Because these masters of the universe are actually ignoramuses, living in a bubble. They're causing immiseration in the rich countries and that's what produced the rampant speculative bubble economy that burst in 2007-08.

The French Revolution started because the King was forced to call the Estates General to deal with a revenue crisis. The nobility and the Church had the money to help their country, but they wanted more power first. Then, things sort of spun out of control, didn't they?

The Mound of Sound said...

Hi, Richard. Did you read my post on the "Deep State"? It confirms your view of the state of sovereign government, at least in the U.S.
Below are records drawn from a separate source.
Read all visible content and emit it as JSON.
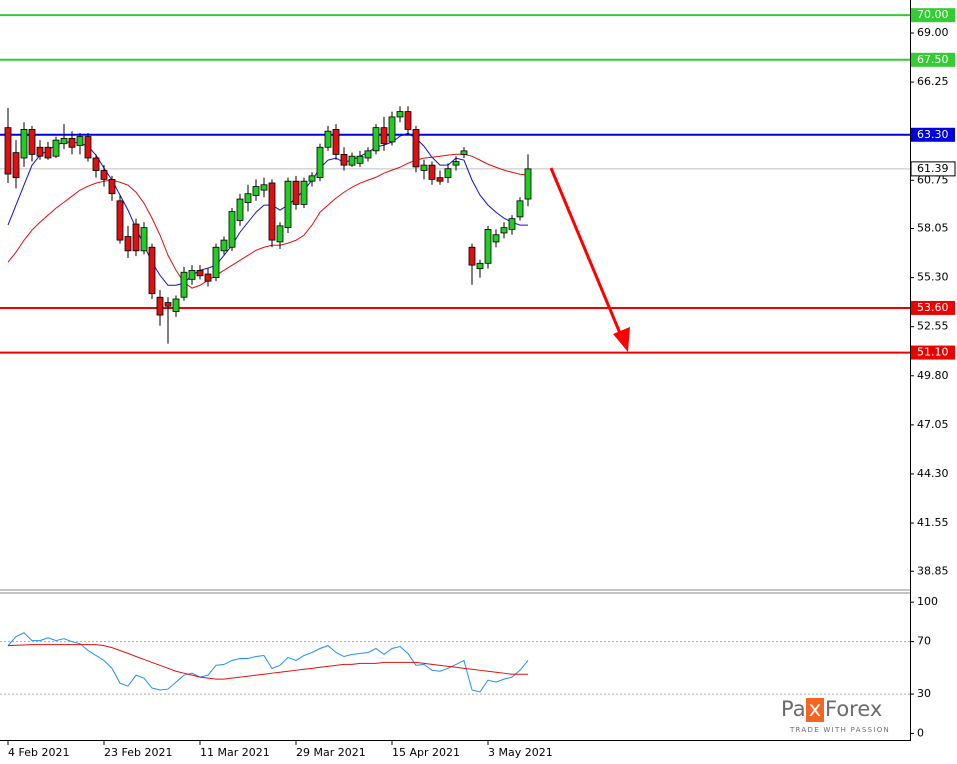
{
  "chart_data": [
    {
      "type": "candlestick",
      "categories": [
        "4 Feb 2021",
        null,
        null,
        null,
        null,
        null,
        null,
        null,
        null,
        null,
        null,
        null,
        "23 Feb 2021",
        null,
        null,
        null,
        null,
        null,
        null,
        null,
        null,
        null,
        null,
        null,
        "11 Mar 2021",
        null,
        null,
        null,
        null,
        null,
        null,
        null,
        null,
        null,
        null,
        null,
        "29 Mar 2021",
        null,
        null,
        null,
        null,
        null,
        null,
        null,
        null,
        null,
        null,
        null,
        "15 Apr 2021",
        null,
        null,
        null,
        null,
        null,
        null,
        null,
        null,
        null,
        null,
        null,
        "3 May 2021",
        null,
        null,
        null,
        null,
        null
      ],
      "open": [
        63.7,
        62.3,
        62.0,
        63.6,
        62.6,
        62.6,
        62.1,
        62.8,
        63.1,
        62.7,
        63.2,
        62.0,
        61.3,
        60.8,
        59.6,
        57.6,
        58.3,
        56.8,
        57.0,
        54.2,
        53.9,
        53.4,
        54.2,
        55.2,
        55.7,
        55.5,
        55.3,
        56.8,
        57.0,
        58.5,
        59.5,
        59.9,
        60.2,
        60.6,
        57.3,
        58.1,
        60.7,
        59.4,
        60.7,
        60.9,
        62.6,
        63.6,
        62.2,
        61.6,
        61.7,
        62.0,
        62.4,
        63.7,
        62.9,
        64.3,
        64.6,
        63.6,
        61.3,
        61.6,
        60.9,
        60.9,
        61.6,
        62.2,
        57.0,
        55.8,
        56.1,
        57.3,
        57.8,
        58.0,
        58.7,
        59.7
      ],
      "high": [
        64.8,
        63.0,
        64.0,
        63.8,
        63.0,
        62.9,
        63.2,
        63.9,
        63.5,
        63.4,
        63.4,
        62.2,
        61.6,
        61.0,
        59.9,
        58.2,
        58.6,
        58.4,
        57.2,
        54.6,
        54.2,
        54.3,
        55.9,
        56.0,
        56.0,
        55.8,
        57.2,
        57.6,
        59.2,
        60.0,
        60.5,
        60.8,
        60.9,
        60.8,
        58.4,
        60.9,
        61.0,
        60.9,
        61.2,
        62.8,
        63.8,
        63.9,
        62.6,
        62.3,
        62.4,
        62.6,
        63.9,
        64.3,
        64.6,
        64.9,
        64.9,
        63.8,
        61.9,
        61.8,
        61.3,
        61.7,
        62.1,
        62.6,
        57.2,
        56.3,
        58.2,
        58.0,
        58.4,
        58.8,
        59.8,
        62.2
      ],
      "low": [
        60.6,
        60.3,
        61.5,
        61.8,
        61.9,
        61.9,
        62.0,
        62.5,
        62.2,
        62.2,
        61.8,
        60.9,
        60.4,
        59.6,
        57.2,
        56.4,
        56.5,
        56.6,
        54.1,
        52.6,
        51.6,
        53.1,
        54.0,
        54.9,
        55.2,
        54.8,
        55.1,
        56.6,
        56.8,
        58.2,
        59.0,
        59.6,
        59.8,
        57.0,
        56.9,
        57.8,
        59.1,
        59.2,
        60.4,
        60.7,
        62.4,
        61.9,
        61.3,
        61.5,
        61.5,
        61.8,
        62.2,
        62.4,
        62.7,
        64.0,
        63.3,
        61.2,
        60.8,
        60.5,
        60.5,
        60.6,
        61.3,
        62.0,
        54.9,
        55.3,
        55.8,
        57.0,
        57.5,
        57.7,
        58.5,
        59.3
      ],
      "close": [
        61.1,
        60.9,
        63.6,
        62.2,
        62.1,
        62.0,
        63.0,
        63.1,
        62.6,
        63.2,
        62.0,
        61.3,
        60.8,
        60.0,
        57.4,
        56.8,
        56.8,
        58.1,
        54.4,
        53.2,
        53.7,
        54.1,
        55.6,
        55.7,
        55.4,
        55.1,
        57.0,
        57.4,
        59.0,
        59.7,
        60.0,
        60.4,
        60.5,
        57.4,
        58.2,
        60.7,
        59.4,
        60.7,
        61.0,
        62.6,
        63.5,
        62.2,
        61.6,
        62.1,
        62.1,
        62.4,
        63.7,
        62.8,
        64.3,
        64.6,
        63.6,
        61.5,
        61.6,
        60.8,
        60.7,
        61.4,
        61.8,
        62.4,
        56.0,
        56.1,
        58.0,
        57.7,
        58.1,
        58.6,
        59.6,
        61.39
      ],
      "up_color": "#22cc22",
      "down_color": "#dd1111",
      "lines": [
        {
          "color": "#1111cc",
          "values": [
            58.24,
            59.36,
            60.48,
            61.6,
            62.16,
            62.44,
            62.72,
            62.89,
            62.89,
            62.83,
            62.66,
            62.16,
            61.43,
            60.76,
            59.92,
            59.08,
            58.07,
            57.11,
            56.16,
            55.43,
            54.87,
            54.87,
            54.99,
            55.43,
            55.71,
            55.83,
            55.99,
            56.55,
            57.11,
            57.84,
            58.4,
            58.96,
            59.36,
            59.36,
            59.08,
            59.36,
            59.75,
            60.2,
            60.76,
            61.43,
            61.88,
            61.99,
            61.76,
            61.88,
            62.1,
            62.32,
            62.61,
            62.72,
            62.89,
            63.22,
            63.39,
            63.11,
            62.66,
            62.04,
            61.6,
            61.6,
            61.99,
            61.88,
            60.76,
            59.92,
            59.36,
            58.96,
            58.63,
            58.4,
            58.24,
            58.24
          ]
        },
        {
          "color": "#dd1111",
          "values": [
            56.16,
            56.72,
            57.39,
            57.96,
            58.4,
            58.8,
            59.19,
            59.52,
            59.86,
            60.2,
            60.42,
            60.59,
            60.7,
            60.76,
            60.64,
            60.48,
            60.08,
            59.47,
            58.63,
            57.68,
            56.55,
            55.71,
            55.04,
            54.71,
            54.87,
            55.15,
            55.43,
            55.71,
            55.99,
            56.27,
            56.55,
            56.83,
            57.0,
            57.11,
            57.11,
            57.23,
            57.39,
            57.68,
            58.24,
            58.96,
            59.36,
            59.75,
            60.08,
            60.36,
            60.59,
            60.76,
            60.92,
            61.15,
            61.32,
            61.48,
            61.71,
            61.88,
            61.99,
            62.04,
            62.1,
            62.16,
            62.21,
            62.21,
            62.1,
            61.88,
            61.65,
            61.48,
            61.32,
            61.2,
            61.09,
            61.04
          ]
        }
      ],
      "ylim": [
        37.8,
        70.85
      ],
      "yticks": [
        {
          "value": 69.0,
          "label": "69.00"
        },
        {
          "value": 66.25,
          "label": "66.25"
        },
        {
          "value": 60.75,
          "label": "60.75"
        },
        {
          "value": 58.05,
          "label": "58.05"
        },
        {
          "value": 55.3,
          "label": "55.30"
        },
        {
          "value": 52.55,
          "label": "52.55"
        },
        {
          "value": 49.8,
          "label": "49.80"
        },
        {
          "value": 47.05,
          "label": "47.05"
        },
        {
          "value": 44.3,
          "label": "44.30"
        },
        {
          "value": 41.55,
          "label": "41.55"
        },
        {
          "value": 38.85,
          "label": "38.85"
        }
      ],
      "levels": [
        {
          "value": 70,
          "label": "70.00",
          "color": "#33cc33"
        },
        {
          "value": 67.5,
          "label": "67.50",
          "color": "#33cc33"
        },
        {
          "value": 63.3,
          "label": "63.30",
          "color": "#0000dd"
        },
        {
          "value": 53.6,
          "label": "53.60",
          "color": "#ee0000"
        },
        {
          "value": 51.1,
          "label": "51.10",
          "color": "#ee0000"
        }
      ],
      "current_price": {
        "value": 61.39,
        "label": "61.39"
      }
    },
    {
      "type": "line",
      "lines": [
        {
          "color": "#1e90ff",
          "values": [
            66.9,
            73.7,
            76.7,
            70.7,
            70.7,
            72.9,
            70.7,
            72.2,
            69.9,
            68.4,
            63.2,
            59.4,
            55.6,
            49.6,
            38.3,
            36.1,
            44.4,
            42.1,
            34.6,
            33.1,
            33.8,
            39.1,
            44.4,
            45.9,
            42.9,
            44.4,
            51.9,
            52.6,
            55.6,
            57.1,
            57.1,
            58.6,
            59.4,
            49.6,
            51.9,
            57.9,
            55.6,
            59.4,
            61.7,
            64.7,
            66.9,
            61.7,
            58.6,
            60.2,
            60.9,
            61.7,
            64.7,
            60.2,
            64.7,
            66.2,
            60.9,
            51.9,
            52.6,
            48.1,
            47.4,
            49.6,
            52.6,
            55.6,
            33.1,
            31.6,
            40.6,
            39.1,
            41.4,
            42.9,
            48.1,
            55.6
          ]
        },
        {
          "color": "#dd1111",
          "values": [
            66.9,
            67.2,
            67.4,
            67.7,
            67.7,
            67.7,
            67.7,
            67.7,
            67.7,
            67.7,
            67.7,
            67.7,
            66.9,
            65.4,
            63.2,
            61.0,
            58.6,
            56.4,
            54.1,
            51.9,
            49.6,
            47.4,
            45.9,
            44.4,
            42.9,
            42.1,
            41.4,
            41.4,
            42.1,
            42.9,
            43.6,
            44.4,
            45.1,
            45.9,
            46.6,
            47.4,
            48.1,
            48.9,
            49.6,
            50.4,
            51.1,
            51.9,
            52.6,
            52.6,
            53.4,
            53.4,
            53.4,
            54.1,
            54.1,
            54.1,
            54.1,
            54.1,
            53.4,
            52.6,
            51.9,
            51.1,
            50.4,
            49.6,
            48.9,
            48.1,
            47.4,
            46.6,
            45.9,
            45.1,
            45.1,
            45.1
          ]
        }
      ],
      "ylim": [
        -5,
        107
      ],
      "yticks": [
        100,
        70,
        30,
        0
      ],
      "levels": [
        70,
        30
      ]
    }
  ],
  "logo": {
    "parts": [
      "Pa",
      "x",
      "Forex"
    ],
    "tagline": "TRADE WITH PASSION"
  }
}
American "power" in the sense of its global hegemony has plainly declined, particularly from the resurgence of Russia under Putin and the ascendancy of China.

Thwap, I think your analysis is solid. As mentioned in that Deep State essay, the plutocrats are blunder-prone and, when they screw up, their instinct is to double down. I'd love to know what the Chinese and Russians make of this circus act.

Richard said...

No I hadn't (been busy and behind on my reading/research), but just read it and yep.. I agree completely. That's exactly what's happening.

I'd almost suggest providing a link to it in this post as it's perfectly complementary.